La souveraine frappa dans ses mains, un grand sourire satisfait lui barrant les lèvres.

-Allons, relevez-vous très cher. Afin de vous conférer des remerciements et la reconnaissance à la hauteur de vos actions, nous avons organisé un bal en votre honneur. Mes chers amis je déclare donc ce bal ouvert.

Régina baissa un peu la voix et s'adressa directement à Sillas.

-Puisque vous êtes notre invité d'honneur vous vous devez d'ouvrir le bal. Je ne suis malheureusement pas en mesure de danser. Vous devrez donc composer avec ma fille.

Le sang de Mercy se figea dans ses veines et la jeune femme ferma les yeux quelques secondes, se sentant vaciller. Lorsqu'elle les rouvrit, elle croisa le regard pourpre de son ancien fiancé.

-Bien votre altesse.

Bien qu'il eusse essayé de paraître enjoué par cette idée, sa voix avait été plus tranchante qu'il ne l'avait escomptée.

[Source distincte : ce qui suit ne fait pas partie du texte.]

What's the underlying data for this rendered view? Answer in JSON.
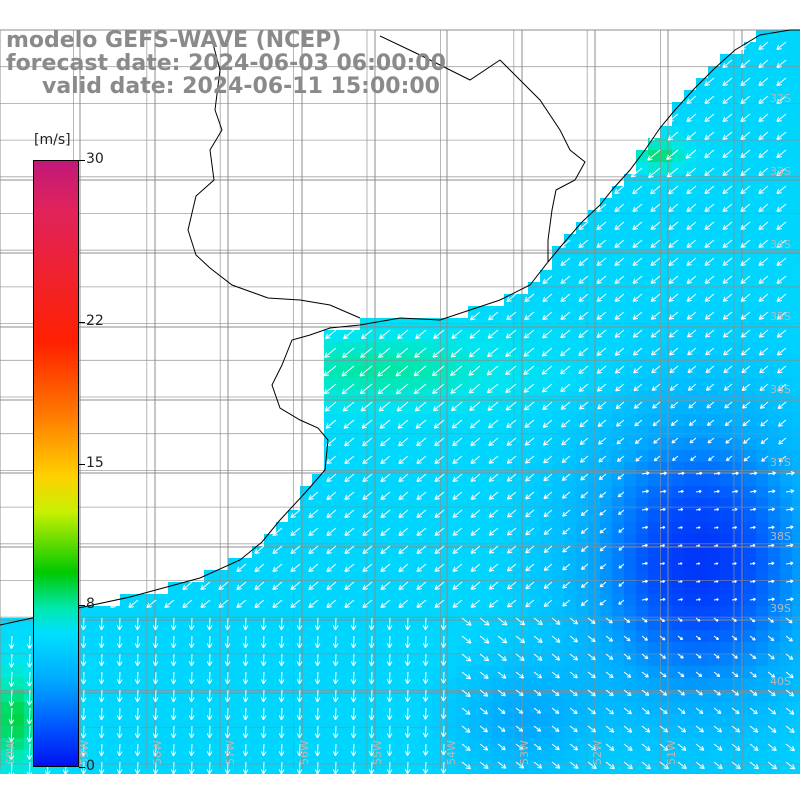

Le général tendit sa main à la princesse qui n'eut d'autre choix que de lui donner la sienne. Ils avancèrent lentement au centre de la piste et se laissèrent porter par la musique. La tension entre eux était palpable et le moment où ils furent rejoins par d'autres couples parut salvateur. Dès que la musique cessa ils se séparèrent précipitamment, partant dans des directions opposées.

Mercy se dirigea d'un pas assuré vers sa mère et se planta devant elle en attendant patiemment que celle-ci ait fini sa conversation avec la Duchesse Pavlona. Régina tourna finalement la tête vers elle, un sourire factice toujours collé sur le visage.

-Que veux-tu Mercy?

Le regard orangé de la jeune femme était assombri par la colère.

-Pourquoi avez-vous fait cela?

La reine replaça une mèche indisciplinée imaginaire dans son chignon serré.

-Je souhaite que vous mettiez certains points au clair. Tout le monde perçoit la tension qui persiste entre vous et cela ne manque pas de rappeler à tout à chacun ton moment d'égarement. Tu iras lui parler et tacheras de le convaincre d'oublier sa rancœur. Maintenant laisse-moi, je dois voir quelques personnes.

La princesse partit, bien habituée à ne pas être une priorité pour ses proches. En croisant les doigts pour ne pas croiser Sillas, elle se dirigea sur le balcon et observa le soleil se coucher lentement. Le ciel irisé faisait ressortir les ténèbres de sa forêt bien-aimée. Un bruit la tira de sa contemplation et elle se retourna brusquement. Mercy se retrouve face au général. Dès qu'il l'aperçut il eut un mouvement de recul et s'apprêta à faire demi-tour, mais elle le retint:

-Attends.

Il se stoppa et se tourna lentement, de façon à la regarder dans les yeux. Il fit passer tout le mépris et la rancœur qu'il ressentait à son égard par ses prunelles pourpres.

-Qu'est-ce que tu me veux?

Elle inspira profondément.

-Je pense que ce serait bien qu'on discute. De façon civilisée.